Par ailleurs, l’action humanitaire conventionnelle intègre peu les questions environnementales (distribution quotidienne de dizaines de milliers de bouteilles d’eau et de barquettes plastiques, couvertures brûlées après usage, installations de WC sur fosses septiques qu’un défilé de camions vient vider, etc.) Dans un monde interconnecté et dont les enjeux sont interdépendants, les problématiques enviro-climatiques et de limitation des ressources jouent une place majeure dans les causes des migrations : guerres liées à des enjeux géostratégiques d’accès à l’énergie pétrolière, désertification et moindre performance des terres vivrières, instabilités politiques liées à l’extraction de métaux non renouvelables nécessaires à l’activité nucléaire, à la fabrication des téléphones, etc. Comment mener alors une action impactante et cohérente limitant les externalités négatives ?

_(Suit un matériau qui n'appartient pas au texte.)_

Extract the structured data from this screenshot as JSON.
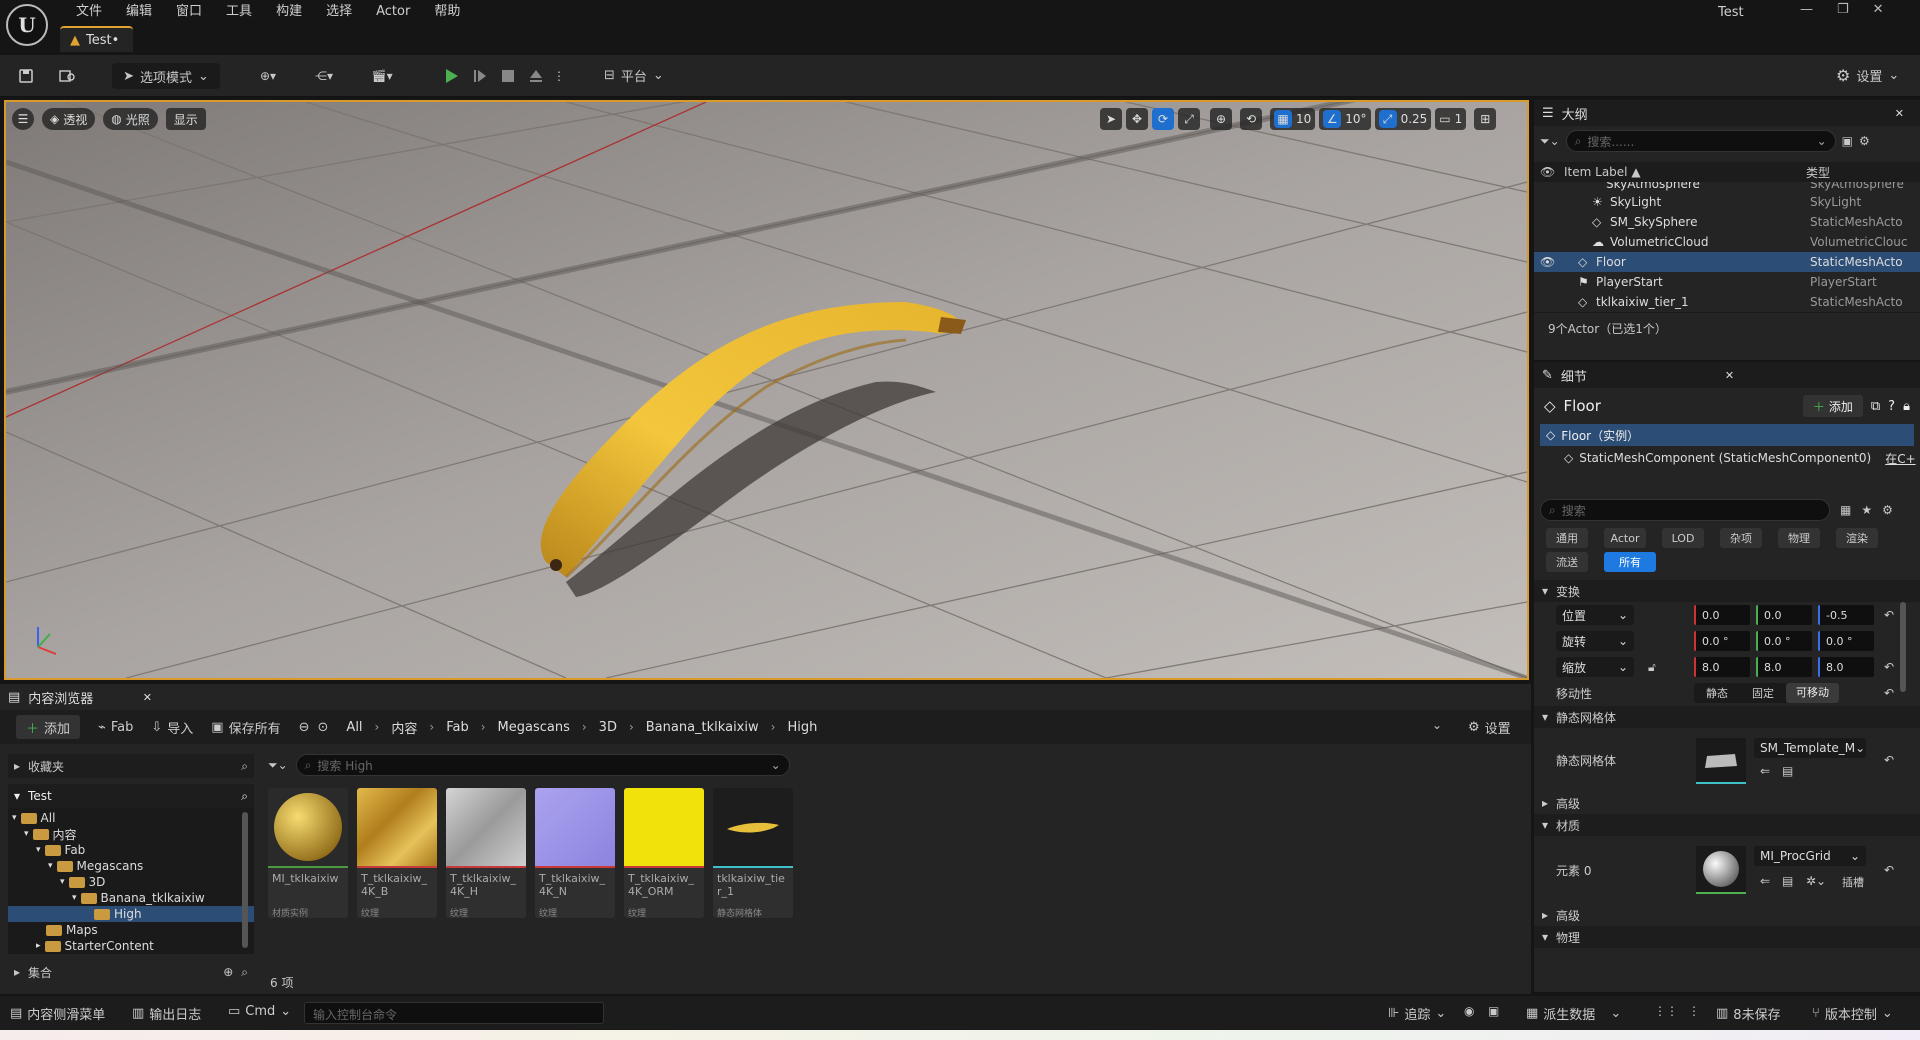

Dans un contexte de forte limitation des ressources, notamment financières, la question de l’efficience des solutions se pose, et pas seulement celle de leur efficacité. À titre d’exemple, distribuer de petits radiateurs électriques est efficace pour chauffer des tentes… sauf si l’électricité n’est disponible que quatre heures par jour, qu’ils tombent en panne rapidement et qu’il n’est pas possible de les réparer sur place.

 

« Low-technologies » : de quoi parle-t-on ?

 

Les low-technologies, alias « low-tech », (ou « basses technologies » en français) sont des systèmes techniques simples répondant aux besoins de base : habitat, accès à l’énergie et à l’eau, production et conservation des aliments, etc. La low-tech questionne le besoin et invite à aller à l’essentiel en supprimant le superflu. Une low-tech, c’est par exemple un pédalier multifonctions, un cuiseur solaire, une petite éolienne Piggott, etc.11 Ces systèmes doivent être accessibles, à la fois en termes d’économie (coût d’achat, frais d’usage, etc.) et en termes de compétences (possibilité de les auto-fabriquer et de les réparer, facilité d’utilisation, information disponible en open-source12, etc.) Ainsi, qu’ils soient exprimés ou latents, les besoins peuvent être abordés au plus près des premières personnes concernées (dans une logique de subsidiarité) et une diffusion large de ces systèmes contribue à la dynamique économique du territoire.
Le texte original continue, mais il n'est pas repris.